Shadowing variables in CoffeeScript

CoffeeScript is a meta-language which compiles directly into JavaScript, has some neat features and patterns baked in, and is a favorite of many JavaScript hackers, and I’ve been playing around with it in the last few days.

For the most part, I like it, but it steps on one of the most useful features of JavaScript – the var keyword for scope specification. From the manual:

The CoffeeScript compiler takes care to make sure that all of your variables are properly declared within lexical scope — you never need to write var yourself.

This behavior is effectively identical to Ruby’s scope for local variables. Because you don’t have direct access to the var keyword, it’s impossible to shadow an outer variable on purpose, you may only refer to it. So be careful that you’re not reusing the name of an external variable accidentally, if you’re writing a deeply nested function.

Be careful that you’re not reusing the name of an external variable? This is supposed to make your life easier, not harder!

Thankfully, there’s a quick and simple way around it – just stick your var declarations in backticks.

outer = 1
changeNumbers = ->
  `var outer`
  inner = -1
  outer = 10
inner = changeNumbers()

This results in outer === 1 && inner === 10 as expected. This isn’t perfect – CoffeeScript doesn’t notice if you declare a variable that it can’t find in an outer scope, so you can end up with two var foo statements in your compiled code – but at least it’s possible.

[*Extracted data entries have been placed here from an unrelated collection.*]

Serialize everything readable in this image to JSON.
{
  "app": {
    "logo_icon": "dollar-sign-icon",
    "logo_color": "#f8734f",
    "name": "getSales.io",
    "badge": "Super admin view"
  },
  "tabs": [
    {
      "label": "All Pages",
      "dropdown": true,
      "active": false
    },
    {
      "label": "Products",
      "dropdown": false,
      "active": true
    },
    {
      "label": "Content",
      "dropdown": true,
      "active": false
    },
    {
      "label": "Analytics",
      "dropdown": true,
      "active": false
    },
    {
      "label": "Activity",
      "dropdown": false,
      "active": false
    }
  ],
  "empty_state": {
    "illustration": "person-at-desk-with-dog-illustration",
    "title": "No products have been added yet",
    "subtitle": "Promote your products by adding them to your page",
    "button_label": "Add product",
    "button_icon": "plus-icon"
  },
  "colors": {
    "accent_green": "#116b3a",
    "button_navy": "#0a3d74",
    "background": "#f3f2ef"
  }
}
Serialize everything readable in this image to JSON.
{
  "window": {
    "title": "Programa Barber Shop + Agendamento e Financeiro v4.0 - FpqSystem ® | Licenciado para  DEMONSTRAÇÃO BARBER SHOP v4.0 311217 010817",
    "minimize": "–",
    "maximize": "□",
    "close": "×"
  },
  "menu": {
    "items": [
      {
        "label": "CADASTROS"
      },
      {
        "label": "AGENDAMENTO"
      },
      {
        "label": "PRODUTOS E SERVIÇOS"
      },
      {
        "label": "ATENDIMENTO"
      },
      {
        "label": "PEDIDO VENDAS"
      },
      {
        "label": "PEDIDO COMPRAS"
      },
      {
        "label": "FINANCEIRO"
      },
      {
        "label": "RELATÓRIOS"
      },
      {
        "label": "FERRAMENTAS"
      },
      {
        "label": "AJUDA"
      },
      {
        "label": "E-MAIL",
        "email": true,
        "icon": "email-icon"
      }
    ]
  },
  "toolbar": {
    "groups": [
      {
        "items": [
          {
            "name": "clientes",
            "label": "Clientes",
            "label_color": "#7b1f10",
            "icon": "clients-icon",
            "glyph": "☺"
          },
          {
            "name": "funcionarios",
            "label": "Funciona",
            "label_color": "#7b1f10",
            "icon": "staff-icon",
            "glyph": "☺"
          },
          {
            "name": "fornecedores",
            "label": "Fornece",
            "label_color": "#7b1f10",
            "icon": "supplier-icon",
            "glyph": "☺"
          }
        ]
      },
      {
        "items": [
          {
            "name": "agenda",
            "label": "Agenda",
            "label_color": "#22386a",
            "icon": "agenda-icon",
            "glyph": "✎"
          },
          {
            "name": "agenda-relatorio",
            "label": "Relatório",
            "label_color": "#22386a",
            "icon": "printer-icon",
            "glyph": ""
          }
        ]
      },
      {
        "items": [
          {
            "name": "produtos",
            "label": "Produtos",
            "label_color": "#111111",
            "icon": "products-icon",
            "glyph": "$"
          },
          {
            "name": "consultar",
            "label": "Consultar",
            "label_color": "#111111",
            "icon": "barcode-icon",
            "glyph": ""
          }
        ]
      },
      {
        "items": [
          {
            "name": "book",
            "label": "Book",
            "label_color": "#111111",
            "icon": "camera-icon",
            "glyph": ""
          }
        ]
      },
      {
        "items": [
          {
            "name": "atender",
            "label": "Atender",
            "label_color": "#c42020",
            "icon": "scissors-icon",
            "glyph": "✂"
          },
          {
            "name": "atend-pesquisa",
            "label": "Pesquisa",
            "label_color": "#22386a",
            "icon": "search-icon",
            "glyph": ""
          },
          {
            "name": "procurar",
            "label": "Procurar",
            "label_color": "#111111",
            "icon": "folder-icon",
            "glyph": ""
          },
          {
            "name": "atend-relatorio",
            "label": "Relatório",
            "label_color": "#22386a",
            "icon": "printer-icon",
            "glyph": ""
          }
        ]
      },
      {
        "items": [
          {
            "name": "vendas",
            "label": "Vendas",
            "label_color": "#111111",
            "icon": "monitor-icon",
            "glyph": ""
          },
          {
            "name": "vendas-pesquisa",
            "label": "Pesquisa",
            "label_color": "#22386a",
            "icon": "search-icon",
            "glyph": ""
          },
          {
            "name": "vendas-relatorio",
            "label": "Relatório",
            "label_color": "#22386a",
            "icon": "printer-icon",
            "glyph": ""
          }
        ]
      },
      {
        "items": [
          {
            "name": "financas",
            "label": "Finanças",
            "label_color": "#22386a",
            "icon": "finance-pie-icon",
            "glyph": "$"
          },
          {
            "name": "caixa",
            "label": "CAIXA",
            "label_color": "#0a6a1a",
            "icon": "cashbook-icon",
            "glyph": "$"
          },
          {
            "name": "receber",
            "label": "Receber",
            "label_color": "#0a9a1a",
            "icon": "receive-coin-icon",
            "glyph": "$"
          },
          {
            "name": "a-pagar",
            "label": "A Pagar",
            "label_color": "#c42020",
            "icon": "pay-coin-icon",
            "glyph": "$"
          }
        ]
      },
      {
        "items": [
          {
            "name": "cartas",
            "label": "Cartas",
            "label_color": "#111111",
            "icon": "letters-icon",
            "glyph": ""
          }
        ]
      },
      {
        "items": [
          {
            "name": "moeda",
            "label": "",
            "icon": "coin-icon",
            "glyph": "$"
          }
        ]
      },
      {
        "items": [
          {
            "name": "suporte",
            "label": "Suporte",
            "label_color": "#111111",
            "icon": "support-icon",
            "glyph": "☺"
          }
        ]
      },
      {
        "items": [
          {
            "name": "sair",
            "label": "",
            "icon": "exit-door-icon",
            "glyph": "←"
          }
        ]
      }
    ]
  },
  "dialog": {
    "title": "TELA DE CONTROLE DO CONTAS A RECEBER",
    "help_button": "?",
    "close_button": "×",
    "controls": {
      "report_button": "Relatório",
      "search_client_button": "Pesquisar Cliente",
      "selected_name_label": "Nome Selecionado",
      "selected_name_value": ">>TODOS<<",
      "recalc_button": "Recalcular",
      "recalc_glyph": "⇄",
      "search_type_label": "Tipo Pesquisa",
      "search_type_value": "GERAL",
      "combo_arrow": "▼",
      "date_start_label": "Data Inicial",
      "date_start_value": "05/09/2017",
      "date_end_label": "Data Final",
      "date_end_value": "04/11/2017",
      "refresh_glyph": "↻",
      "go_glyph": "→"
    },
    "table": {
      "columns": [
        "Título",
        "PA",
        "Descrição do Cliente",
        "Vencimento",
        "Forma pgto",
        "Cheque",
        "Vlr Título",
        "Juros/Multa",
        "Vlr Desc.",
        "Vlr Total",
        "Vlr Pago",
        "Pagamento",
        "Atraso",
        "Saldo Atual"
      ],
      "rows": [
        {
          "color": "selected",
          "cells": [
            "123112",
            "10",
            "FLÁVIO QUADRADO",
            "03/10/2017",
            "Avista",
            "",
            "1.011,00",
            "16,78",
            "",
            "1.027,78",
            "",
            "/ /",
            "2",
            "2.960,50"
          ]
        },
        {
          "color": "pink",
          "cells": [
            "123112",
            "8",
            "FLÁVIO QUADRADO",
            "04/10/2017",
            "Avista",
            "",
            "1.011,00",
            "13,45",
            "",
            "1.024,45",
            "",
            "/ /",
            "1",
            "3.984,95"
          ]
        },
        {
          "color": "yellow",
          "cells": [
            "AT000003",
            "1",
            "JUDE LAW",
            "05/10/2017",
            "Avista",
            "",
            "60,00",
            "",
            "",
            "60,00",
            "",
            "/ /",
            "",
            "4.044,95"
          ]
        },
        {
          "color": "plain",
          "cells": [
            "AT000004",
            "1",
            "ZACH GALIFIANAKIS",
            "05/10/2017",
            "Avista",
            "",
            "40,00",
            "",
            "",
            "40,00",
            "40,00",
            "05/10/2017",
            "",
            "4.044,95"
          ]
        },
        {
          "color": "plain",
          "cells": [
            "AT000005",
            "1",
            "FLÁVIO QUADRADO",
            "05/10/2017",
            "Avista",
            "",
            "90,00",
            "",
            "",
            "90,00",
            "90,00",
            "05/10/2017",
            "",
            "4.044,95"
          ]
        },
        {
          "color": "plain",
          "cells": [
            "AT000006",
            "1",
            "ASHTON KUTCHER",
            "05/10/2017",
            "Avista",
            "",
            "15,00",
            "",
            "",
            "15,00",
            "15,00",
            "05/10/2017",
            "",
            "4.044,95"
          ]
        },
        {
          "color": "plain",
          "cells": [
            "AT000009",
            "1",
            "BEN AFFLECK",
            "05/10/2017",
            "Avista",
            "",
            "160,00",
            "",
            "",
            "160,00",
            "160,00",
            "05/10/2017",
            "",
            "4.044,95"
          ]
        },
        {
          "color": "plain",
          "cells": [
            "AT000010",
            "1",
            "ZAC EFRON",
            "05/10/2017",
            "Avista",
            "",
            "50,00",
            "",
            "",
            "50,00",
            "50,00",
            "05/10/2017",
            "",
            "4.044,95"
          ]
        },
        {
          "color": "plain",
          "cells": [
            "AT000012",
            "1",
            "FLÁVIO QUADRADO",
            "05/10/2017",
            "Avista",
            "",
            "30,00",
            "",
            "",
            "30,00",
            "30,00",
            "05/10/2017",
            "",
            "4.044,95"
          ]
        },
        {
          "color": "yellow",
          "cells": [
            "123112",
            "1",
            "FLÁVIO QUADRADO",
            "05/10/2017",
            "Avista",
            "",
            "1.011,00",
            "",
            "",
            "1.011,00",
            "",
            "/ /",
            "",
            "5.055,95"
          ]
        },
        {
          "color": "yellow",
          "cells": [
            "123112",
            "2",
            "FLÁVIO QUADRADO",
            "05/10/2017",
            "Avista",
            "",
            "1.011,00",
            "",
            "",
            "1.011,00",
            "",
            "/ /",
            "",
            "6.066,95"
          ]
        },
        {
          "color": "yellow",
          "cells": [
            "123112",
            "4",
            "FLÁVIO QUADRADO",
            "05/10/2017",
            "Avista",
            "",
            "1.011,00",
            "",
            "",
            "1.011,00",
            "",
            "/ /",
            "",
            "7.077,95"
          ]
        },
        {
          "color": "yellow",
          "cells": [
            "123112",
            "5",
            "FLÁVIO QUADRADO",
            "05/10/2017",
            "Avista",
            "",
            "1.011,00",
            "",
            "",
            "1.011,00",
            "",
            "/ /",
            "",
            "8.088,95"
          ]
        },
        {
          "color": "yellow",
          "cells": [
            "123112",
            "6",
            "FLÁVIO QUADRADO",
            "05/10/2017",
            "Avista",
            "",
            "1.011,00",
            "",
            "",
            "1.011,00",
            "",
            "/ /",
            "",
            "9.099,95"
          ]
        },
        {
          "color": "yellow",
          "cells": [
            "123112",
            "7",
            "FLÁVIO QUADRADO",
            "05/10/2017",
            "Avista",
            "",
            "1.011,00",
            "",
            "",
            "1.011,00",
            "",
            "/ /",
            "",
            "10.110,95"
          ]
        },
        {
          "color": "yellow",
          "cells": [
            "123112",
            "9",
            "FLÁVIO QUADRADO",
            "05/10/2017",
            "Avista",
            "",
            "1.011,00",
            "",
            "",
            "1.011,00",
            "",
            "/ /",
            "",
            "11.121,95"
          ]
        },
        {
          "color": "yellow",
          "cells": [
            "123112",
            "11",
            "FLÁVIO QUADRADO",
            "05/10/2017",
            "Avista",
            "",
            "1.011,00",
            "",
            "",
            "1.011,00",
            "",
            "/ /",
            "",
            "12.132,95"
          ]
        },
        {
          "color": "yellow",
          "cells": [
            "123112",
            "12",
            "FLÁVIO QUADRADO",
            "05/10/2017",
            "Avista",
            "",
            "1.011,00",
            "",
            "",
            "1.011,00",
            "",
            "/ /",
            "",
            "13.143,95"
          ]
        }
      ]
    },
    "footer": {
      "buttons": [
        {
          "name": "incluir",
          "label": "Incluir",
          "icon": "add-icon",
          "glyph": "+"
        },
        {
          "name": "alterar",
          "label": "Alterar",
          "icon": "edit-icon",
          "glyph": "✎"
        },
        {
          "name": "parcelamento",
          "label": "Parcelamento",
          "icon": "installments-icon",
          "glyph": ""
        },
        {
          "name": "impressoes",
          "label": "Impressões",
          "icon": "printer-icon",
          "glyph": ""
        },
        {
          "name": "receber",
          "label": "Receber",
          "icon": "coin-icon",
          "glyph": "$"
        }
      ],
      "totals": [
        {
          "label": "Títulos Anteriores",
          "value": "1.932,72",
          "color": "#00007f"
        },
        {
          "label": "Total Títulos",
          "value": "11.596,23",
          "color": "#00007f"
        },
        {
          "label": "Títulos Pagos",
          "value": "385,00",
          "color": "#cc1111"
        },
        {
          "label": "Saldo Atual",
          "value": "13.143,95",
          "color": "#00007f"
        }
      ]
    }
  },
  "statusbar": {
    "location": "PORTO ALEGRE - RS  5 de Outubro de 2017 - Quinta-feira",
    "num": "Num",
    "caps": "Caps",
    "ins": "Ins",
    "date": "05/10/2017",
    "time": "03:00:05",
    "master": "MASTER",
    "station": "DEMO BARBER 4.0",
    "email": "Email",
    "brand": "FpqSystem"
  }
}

You also still get shadowing when defining a function’s argument names:

outer = 1
changeNumbers = (outer) ->
  inner = -1
  outer = 10
inner = changeNumbers(42)

It’s too bad that some of the CoffeeScript variants don’t have anything like the same degree of traction as CoffeeScript does, or I might think strongly about trying LiveScript, a second-generation offshoot of CoffeeScript that includes a non-declaring assignment operator, :=, to avoid the backtick hackery.